The company also blamed high-deductible health plans, narrow networks and insurance denials for their share in surprise medical costs, but said it has "taken steps to protect patients from surprise billing."
"Today, more than 90% of our business comes from treating patients through in-network arrangements," the statement said. "We continue to work with all stakeholders to make sure patients have access to quality, in-network care when they need it most."
The statement noted that Envision in February 2017 "committed to being in-network with as many insurers as possible ... but doing so also requires insurers engage in good-faith negotiations."
The Senate health committee has a backstop to look into physician-staffing arrangements even if Congress opts for a different policy on surprise medical bills.
Under a provision in the committee's draft legislation, the Government Accountability Office would be tasked with a study of industry partnerships and ventures between physician groups and hospitals that could drive up prices—such as joint ventures. The GAO would be required to look at lab, radiology, surgery and pharmacy services delivered in a hospital, and more, and then report to Congress about the "potential" of various partnerships to drive up patient costs.

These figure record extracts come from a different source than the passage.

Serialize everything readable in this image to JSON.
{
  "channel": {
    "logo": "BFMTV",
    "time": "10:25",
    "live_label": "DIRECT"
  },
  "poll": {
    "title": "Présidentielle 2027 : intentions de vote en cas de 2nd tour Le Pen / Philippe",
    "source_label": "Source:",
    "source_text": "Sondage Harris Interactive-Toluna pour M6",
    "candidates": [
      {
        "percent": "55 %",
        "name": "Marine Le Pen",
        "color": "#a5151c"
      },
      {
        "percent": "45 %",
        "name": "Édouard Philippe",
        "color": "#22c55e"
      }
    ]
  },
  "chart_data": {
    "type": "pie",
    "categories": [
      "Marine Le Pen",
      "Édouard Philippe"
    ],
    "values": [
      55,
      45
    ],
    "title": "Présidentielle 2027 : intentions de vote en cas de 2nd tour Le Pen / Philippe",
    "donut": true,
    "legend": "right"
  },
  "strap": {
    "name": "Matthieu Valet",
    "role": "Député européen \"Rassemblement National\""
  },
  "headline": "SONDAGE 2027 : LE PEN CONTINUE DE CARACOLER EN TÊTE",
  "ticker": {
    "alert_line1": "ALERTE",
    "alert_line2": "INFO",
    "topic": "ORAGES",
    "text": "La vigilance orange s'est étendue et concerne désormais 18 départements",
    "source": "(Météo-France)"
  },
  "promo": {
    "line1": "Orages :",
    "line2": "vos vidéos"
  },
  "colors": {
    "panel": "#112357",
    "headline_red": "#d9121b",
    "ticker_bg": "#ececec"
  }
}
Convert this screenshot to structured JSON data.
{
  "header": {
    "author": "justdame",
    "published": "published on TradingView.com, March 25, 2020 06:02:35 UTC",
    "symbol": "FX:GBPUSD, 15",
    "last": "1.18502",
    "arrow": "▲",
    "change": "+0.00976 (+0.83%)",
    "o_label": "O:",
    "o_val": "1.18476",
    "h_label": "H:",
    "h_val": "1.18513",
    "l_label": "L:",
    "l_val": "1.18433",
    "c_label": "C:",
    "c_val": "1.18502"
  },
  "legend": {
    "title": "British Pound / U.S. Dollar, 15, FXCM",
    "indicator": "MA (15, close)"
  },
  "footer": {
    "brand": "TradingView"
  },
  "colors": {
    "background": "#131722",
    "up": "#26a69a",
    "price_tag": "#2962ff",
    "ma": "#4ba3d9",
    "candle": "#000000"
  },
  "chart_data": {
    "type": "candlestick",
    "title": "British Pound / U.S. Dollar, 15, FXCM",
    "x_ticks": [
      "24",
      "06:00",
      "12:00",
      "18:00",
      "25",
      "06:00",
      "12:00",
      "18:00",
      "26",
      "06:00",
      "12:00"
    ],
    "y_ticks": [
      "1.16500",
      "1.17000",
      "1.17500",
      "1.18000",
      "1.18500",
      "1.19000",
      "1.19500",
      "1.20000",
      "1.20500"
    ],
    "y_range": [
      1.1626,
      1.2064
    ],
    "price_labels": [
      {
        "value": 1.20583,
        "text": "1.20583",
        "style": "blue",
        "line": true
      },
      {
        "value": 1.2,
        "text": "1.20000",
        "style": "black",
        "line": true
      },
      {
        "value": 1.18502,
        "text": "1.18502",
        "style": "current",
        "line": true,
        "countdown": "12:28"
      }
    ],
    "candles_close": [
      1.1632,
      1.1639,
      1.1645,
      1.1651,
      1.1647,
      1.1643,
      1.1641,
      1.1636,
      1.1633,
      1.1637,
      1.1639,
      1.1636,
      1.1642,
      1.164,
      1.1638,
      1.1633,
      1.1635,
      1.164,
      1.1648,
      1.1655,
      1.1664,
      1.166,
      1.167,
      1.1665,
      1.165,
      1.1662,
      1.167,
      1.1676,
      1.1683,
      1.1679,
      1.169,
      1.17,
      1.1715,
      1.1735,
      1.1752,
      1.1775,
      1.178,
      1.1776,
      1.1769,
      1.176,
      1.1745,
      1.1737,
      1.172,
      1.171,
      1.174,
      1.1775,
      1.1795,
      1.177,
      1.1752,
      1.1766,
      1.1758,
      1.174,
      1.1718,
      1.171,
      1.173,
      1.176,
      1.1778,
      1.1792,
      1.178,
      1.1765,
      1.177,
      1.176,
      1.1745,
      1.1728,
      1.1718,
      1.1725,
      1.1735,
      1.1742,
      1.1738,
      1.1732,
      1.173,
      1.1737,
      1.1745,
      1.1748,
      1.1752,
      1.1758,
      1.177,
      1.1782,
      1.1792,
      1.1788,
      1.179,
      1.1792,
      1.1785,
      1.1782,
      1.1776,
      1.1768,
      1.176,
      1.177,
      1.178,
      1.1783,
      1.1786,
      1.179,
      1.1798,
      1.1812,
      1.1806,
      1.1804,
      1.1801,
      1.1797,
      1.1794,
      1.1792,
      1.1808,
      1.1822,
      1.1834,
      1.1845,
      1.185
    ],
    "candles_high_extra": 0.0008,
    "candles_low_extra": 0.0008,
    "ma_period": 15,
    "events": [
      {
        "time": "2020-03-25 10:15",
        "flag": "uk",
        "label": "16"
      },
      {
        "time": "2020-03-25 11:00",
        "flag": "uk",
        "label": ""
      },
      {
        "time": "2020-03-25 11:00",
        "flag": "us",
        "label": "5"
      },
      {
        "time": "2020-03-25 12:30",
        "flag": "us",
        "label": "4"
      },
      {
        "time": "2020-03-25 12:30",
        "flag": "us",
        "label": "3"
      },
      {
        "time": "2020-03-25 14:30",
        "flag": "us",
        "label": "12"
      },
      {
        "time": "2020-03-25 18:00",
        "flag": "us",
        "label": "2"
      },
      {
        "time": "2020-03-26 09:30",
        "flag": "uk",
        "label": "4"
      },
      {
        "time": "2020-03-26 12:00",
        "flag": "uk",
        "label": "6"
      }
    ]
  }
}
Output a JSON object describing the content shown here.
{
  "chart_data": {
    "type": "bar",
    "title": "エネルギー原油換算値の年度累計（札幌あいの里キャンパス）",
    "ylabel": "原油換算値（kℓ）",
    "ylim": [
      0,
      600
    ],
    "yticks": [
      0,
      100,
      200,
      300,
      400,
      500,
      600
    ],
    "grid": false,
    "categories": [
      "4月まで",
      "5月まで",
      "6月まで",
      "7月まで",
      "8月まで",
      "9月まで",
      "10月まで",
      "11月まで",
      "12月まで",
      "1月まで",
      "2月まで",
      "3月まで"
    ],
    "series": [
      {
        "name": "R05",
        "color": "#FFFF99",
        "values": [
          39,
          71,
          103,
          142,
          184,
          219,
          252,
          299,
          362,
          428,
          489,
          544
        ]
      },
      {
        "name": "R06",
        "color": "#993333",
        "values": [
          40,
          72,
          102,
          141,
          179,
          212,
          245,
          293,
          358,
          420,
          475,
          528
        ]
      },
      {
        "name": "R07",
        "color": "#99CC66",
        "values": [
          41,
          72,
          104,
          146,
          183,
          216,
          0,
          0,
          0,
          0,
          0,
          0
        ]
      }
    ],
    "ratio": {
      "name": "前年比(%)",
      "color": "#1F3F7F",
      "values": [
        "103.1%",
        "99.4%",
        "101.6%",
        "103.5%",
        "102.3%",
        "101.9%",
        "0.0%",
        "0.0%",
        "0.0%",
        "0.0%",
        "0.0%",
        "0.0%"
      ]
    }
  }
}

In 2014, Envision acknowledged that the joint ventures could bring trouble with the government.
"(J)oint ventures may raise fraud and abuse issues," the company said. "For example, the OIG has taken the position that certain contractual joint ventures between a party which makes referrals and a party which receives referrals for a specific type of service may violate the federal anti-kickback statute if one purpose of the arrangement is to encourage referrals."